Style already knew it was time for him to get out of the toxic environment in Project Hollywood, and this was the icing on the cake.
Before Style left the community, he met with one last guru, named Eric Weber. While Ross Jeffries earned the title of godfather of the seduction community in the 1980s, Weber had laid the foundation for future PUAs with his 1970 book, How to Pick Up Girls.
Weber had since gotten married, had kids, and left the game. Style sought his advice on how to get out of the community.
Weber told Style that the primary tool to get out of the community was confidence. Weber warned that men who don’t attain that inner confidence become obsessed with the game, in a futile attempt to fill their psychological holes.

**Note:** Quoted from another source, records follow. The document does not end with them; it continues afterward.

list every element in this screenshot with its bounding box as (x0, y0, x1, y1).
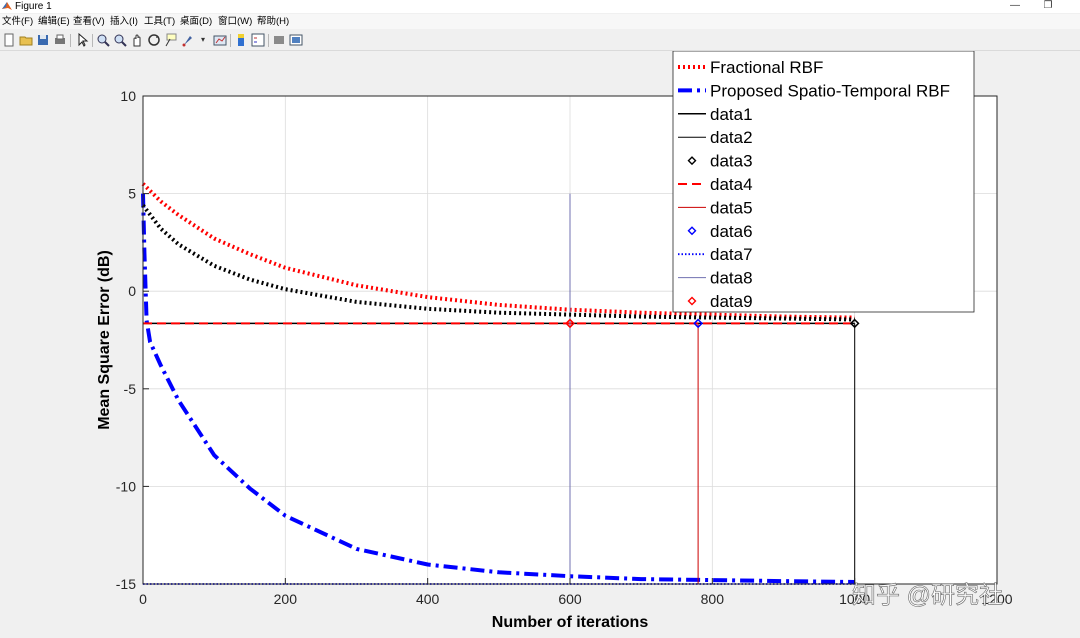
series-fractional-rbf (141, 182, 855, 320)
x-tick-label: 0 (139, 591, 147, 607)
restore-button[interactable]: ❐ (1043, 0, 1053, 11)
save-icon[interactable] (36, 33, 50, 47)
y-tick-label: -10 (116, 478, 136, 494)
y-axis-label: Mean Square Error (dB) (96, 250, 113, 430)
legend-label-data8: data8 (710, 269, 753, 288)
series-data9-marker (565, 318, 575, 329)
colorbar-icon[interactable] (234, 33, 248, 47)
brush-icon[interactable] (181, 33, 195, 47)
legend-icon[interactable] (251, 33, 265, 47)
menu-view[interactable]: 查看(V) (73, 16, 105, 27)
print-icon[interactable] (53, 33, 67, 47)
legend-label-data5: data5 (710, 198, 753, 217)
x-tick-label: 600 (558, 591, 582, 607)
y-tick-label: 10 (120, 88, 136, 104)
data-cursor-icon[interactable] (164, 33, 178, 47)
pan-icon[interactable] (130, 33, 144, 47)
title-bar: Figure 1 — ❐ (0, 0, 1080, 13)
brush-dropdown-icon[interactable]: ▾ (200, 35, 205, 44)
legend-label-fractional-rbf: Fractional RBF (710, 58, 823, 77)
plot-lines[interactable] (141, 182, 860, 585)
legend-label-data2: data2 (710, 128, 753, 147)
legend-label-data4: data4 (710, 175, 753, 194)
menu-window[interactable]: 窗口(W) (218, 16, 253, 27)
legend-label-data9: data9 (710, 292, 753, 311)
y-tick-label: -15 (116, 576, 136, 592)
figure-canvas: 0 200 400 600 800 1000 1200 -15 -10 -5 0 5 10 Number… (96, 51, 1013, 631)
menu-bar: 文件(F) 编辑(E) 查看(V) 插入(I) 工具(T) 桌面(D) 窗口(W… (0, 14, 1080, 29)
toolbar-separator (70, 34, 71, 47)
zoom-in-icon[interactable] (96, 33, 110, 47)
toolbar-separator (230, 34, 231, 47)
link-plot-icon[interactable] (213, 33, 227, 47)
window-title: Figure 1 (15, 1, 52, 12)
zoom-out-icon[interactable] (113, 33, 127, 47)
series-proposed-spatio-temporal-rbf (141, 193, 855, 584)
x-tick-label: 800 (701, 591, 725, 607)
series-data6-marker (693, 318, 703, 329)
toolbar-separator (268, 34, 269, 47)
watermark: 知乎 @研究社 (852, 582, 1003, 609)
hide-plot-tools-icon[interactable] (272, 33, 286, 47)
legend-label-data3: data3 (710, 152, 753, 171)
y-tick-label: -5 (124, 381, 137, 397)
show-plot-tools-icon[interactable] (289, 33, 303, 47)
menu-file[interactable]: 文件(F) (2, 16, 34, 27)
menu-desktop[interactable]: 桌面(D) (180, 16, 213, 27)
new-figure-icon[interactable] (2, 33, 16, 47)
matlab-logo-icon (2, 2, 12, 10)
x-tick-label: 1200 (981, 591, 1012, 607)
rotate-3d-icon[interactable] (147, 33, 161, 47)
menu-tools[interactable]: 工具(T) (144, 16, 176, 27)
series-data3-marker (849, 318, 860, 329)
legend-label-proposed-spatio-temporal-rbf: Proposed Spatio-Temporal RBF (710, 81, 950, 100)
x-tick-label: 1000 (839, 591, 870, 607)
legend-marker-data6 (687, 226, 697, 236)
menu-edit[interactable]: 编辑(E) (38, 16, 70, 27)
legend-box (672, 51, 975, 313)
menu-insert[interactable]: 插入(I) (110, 16, 138, 27)
x-tick-label: 200 (274, 591, 298, 607)
legend-marker-data3 (687, 156, 697, 166)
minimize-button[interactable]: — (1010, 0, 1020, 11)
open-file-icon[interactable] (19, 33, 33, 47)
y-tick-label: 5 (128, 186, 136, 202)
legend[interactable]: Fractional RBF Proposed Spatio-Temporal R… (672, 51, 975, 313)
toolbar-separator (92, 34, 93, 47)
y-tick-label: 0 (128, 283, 136, 299)
series-unlabeled-11 (141, 204, 855, 322)
legend-label-data7: data7 (710, 245, 753, 264)
axis-ticks: 0 200 400 600 800 1000 1200 -15 -10 -5 0 5 10 (116, 88, 1013, 607)
menu-help[interactable]: 帮助(H) (257, 16, 290, 27)
x-axis-label: Number of iterations (492, 614, 649, 631)
legend-label-data1: data1 (710, 105, 753, 124)
toolbar: ▾ (0, 30, 1080, 51)
x-tick-label: 400 (416, 591, 440, 607)
pointer-icon[interactable] (75, 32, 89, 47)
legend-marker-data9 (687, 296, 697, 306)
legend-label-data6: data6 (710, 222, 753, 241)
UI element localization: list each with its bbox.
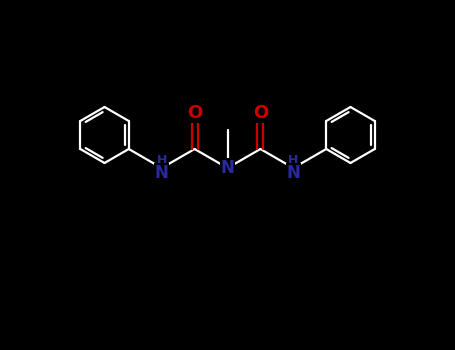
Text: O: O — [253, 104, 268, 122]
Text: N: N — [286, 164, 300, 182]
Text: H: H — [288, 154, 298, 168]
Text: O: O — [187, 104, 202, 122]
Text: N: N — [155, 164, 169, 182]
Text: N: N — [221, 159, 234, 177]
Text: H: H — [157, 154, 167, 168]
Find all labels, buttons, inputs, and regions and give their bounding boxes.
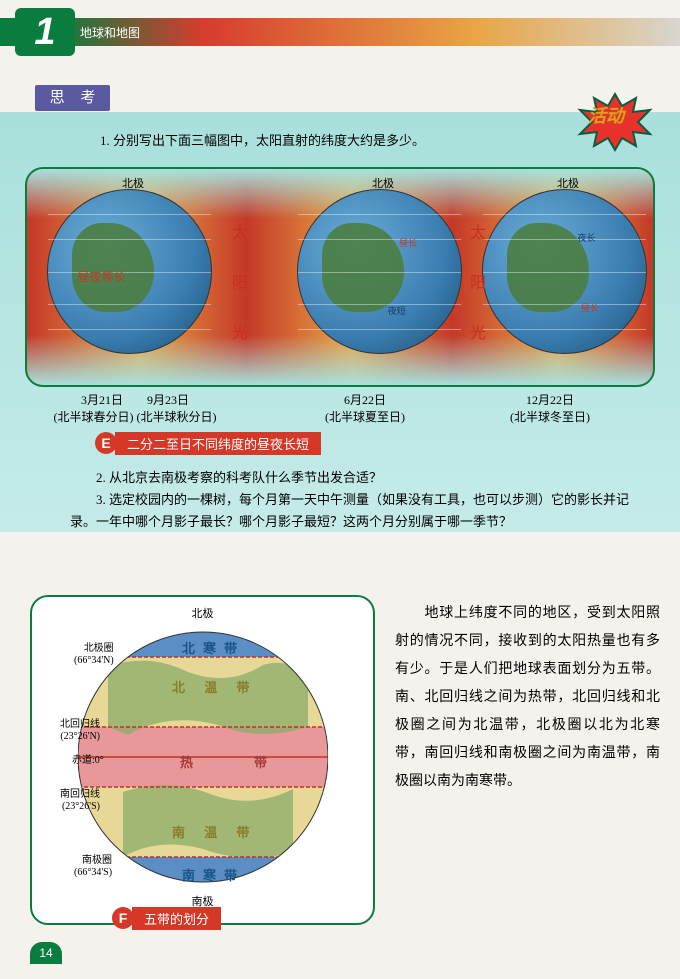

On the other hand, men who developed enough confidence and self-worth no longer needed validation from women—although, Weber admitted, even he still had moments of self-doubt and feelings of inadequacy every now and then.
During Style’s two years in the pickup world, he had:
The game had helped Style recognize the assets that he already possessed, which built his inner confidence.
Like Weber—and everyone—Style would probably have moments of self-doubt. However, he would always know that he had within him the traits and abilities that he previously believed were out of his reach.
(Shortform note: In the years after this book's publication, Neil was treated for sex addiction, among other mental and emotional conditions. While in rehab for this addiction, a doctor told him that his years in the seduction game had deeply ingrained his dysfunctional behaviors.
After receiving treatment, Neil got married in 2013 (not to Lisa) and had a son. In 2015, he published another book about his recovery from the seduction community, titled The Truth: An Uncomfortable Book About Relationships. He no longer leads seminars on seduction techniques, but rather on how to be happier and more confident.)